Perhaps Mary, Jan and the boys, who forged ahead, without provisions, to secure a contested beachhead on Merchant Lake, could perform the advance work on the Petawawa.

The Tow
This account of our jourey is not a whitewash, so we must lament the towing of the Semlers’ Camry wagon. Talk about your rude returns to civilization! Mary, of course, would be doing this kind of trip every weekend if Jack didn’t see to it that reason prevailed, and was no doubt so eager to get into the wilderness that she didn’t realize she was parking three deep. No harm was done, however, since we had returned to the Opeongo dock an hour earlier than scheduled. I’m not as wise as the lawyer guys, but just between us two, I don’t understand why they couldn’t have simply towed the car to another part of the lot.
The only misgivings I had about the trip were at 2:30 a.m. Sunday, when it appeared that preparations were falling dangerously behind schedule and it seemed impossible to ensure that everything necessary would be brought. I can’t believe I had the presence of mind to remember the anchor! As Sunday’s weather was lousy, however, our delayed entry in the Park proved to be fortuitous. If there is a patron saint of campers, he or she was clearly looking out for the Algonquin nine.
Did anyone notice that the used mantle in the lantern lasted the entire trip?
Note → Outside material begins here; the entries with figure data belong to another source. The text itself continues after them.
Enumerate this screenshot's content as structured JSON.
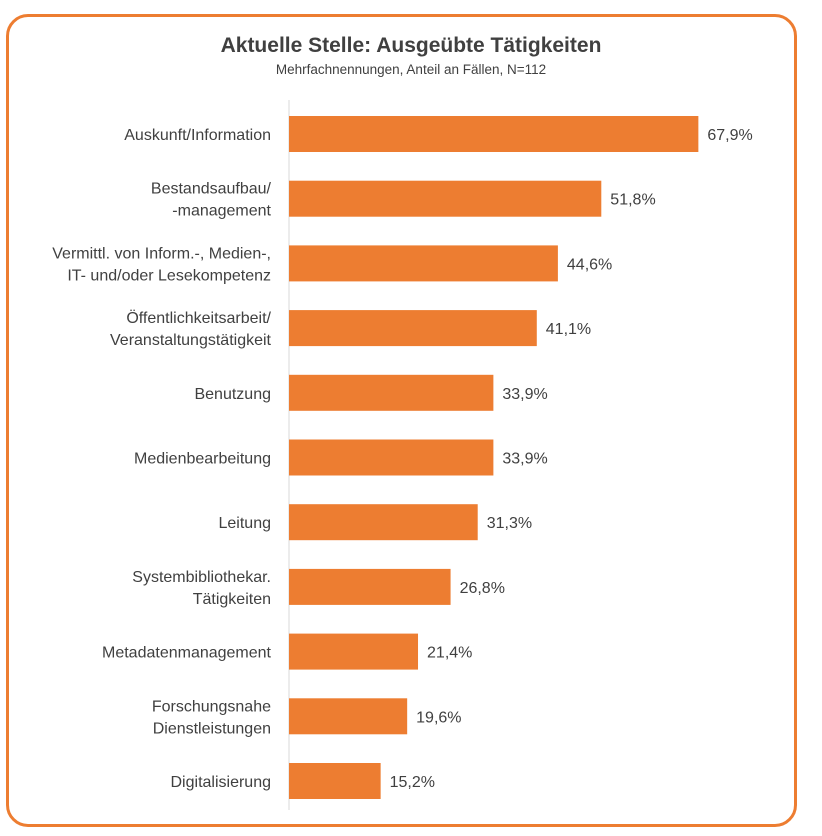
{
  "chart_data": {
    "type": "bar",
    "orientation": "horizontal",
    "title": "Aktuelle Stelle: Ausgeübte Tätigkeiten",
    "subtitle": "Mehrfachnennungen, Anteil an Fällen, N=112",
    "categories": [
      [
        "Auskunft/Information"
      ],
      [
        "Bestandsaufbau/",
        "-management"
      ],
      [
        "Vermittl. von Inform.-, Medien-,",
        "IT- und/oder Lesekompetenz"
      ],
      [
        "Öffentlichkeitsarbeit/",
        "Veranstaltungstätigkeit"
      ],
      [
        "Benutzung"
      ],
      [
        "Medienbearbeitung"
      ],
      [
        "Leitung"
      ],
      [
        "Systembibliothekar.",
        "Tätigkeiten"
      ],
      [
        "Metadatenmanagement"
      ],
      [
        "Forschungsnahe",
        "Dienstleistungen"
      ],
      [
        "Digitalisierung"
      ]
    ],
    "values": [
      67.9,
      51.8,
      44.6,
      41.1,
      33.9,
      33.9,
      31.3,
      26.8,
      21.4,
      19.6,
      15.2
    ],
    "value_labels": [
      "67,9%",
      "51,8%",
      "44,6%",
      "41,1%",
      "33,9%",
      "33,9%",
      "31,3%",
      "26,8%",
      "21,4%",
      "19,6%",
      "15,2%"
    ],
    "xlim": [
      0,
      69
    ],
    "grid": false,
    "legend": "none",
    "bar_color": "#ED7D31",
    "frame_color": "#ED7D31"
  }
}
In closing, I would be remiss to comment on the congeniality and teamwork of all the canoe trippers: Jack, Mary, Conor, Dylan, Jan, Matt, Bob, a.k.a. “Cookie,” and Kasey, a.k.a. “Stacy.” The members of the junior division are especially to be commended for exhibiting a maturity beyond their tender years, especially at those moments when food and water were not immediately available, or bee stings, leeches (“Filthy beggars! If there’s one thing I hate, it’s leeches!) and tumbles brought pain and suffering. I think everyone earned the epitaph for Josh Deets in Lonesome Dove which read, in part, “Cheerful in all weathers. Never shirked a task. Splendid behavior.”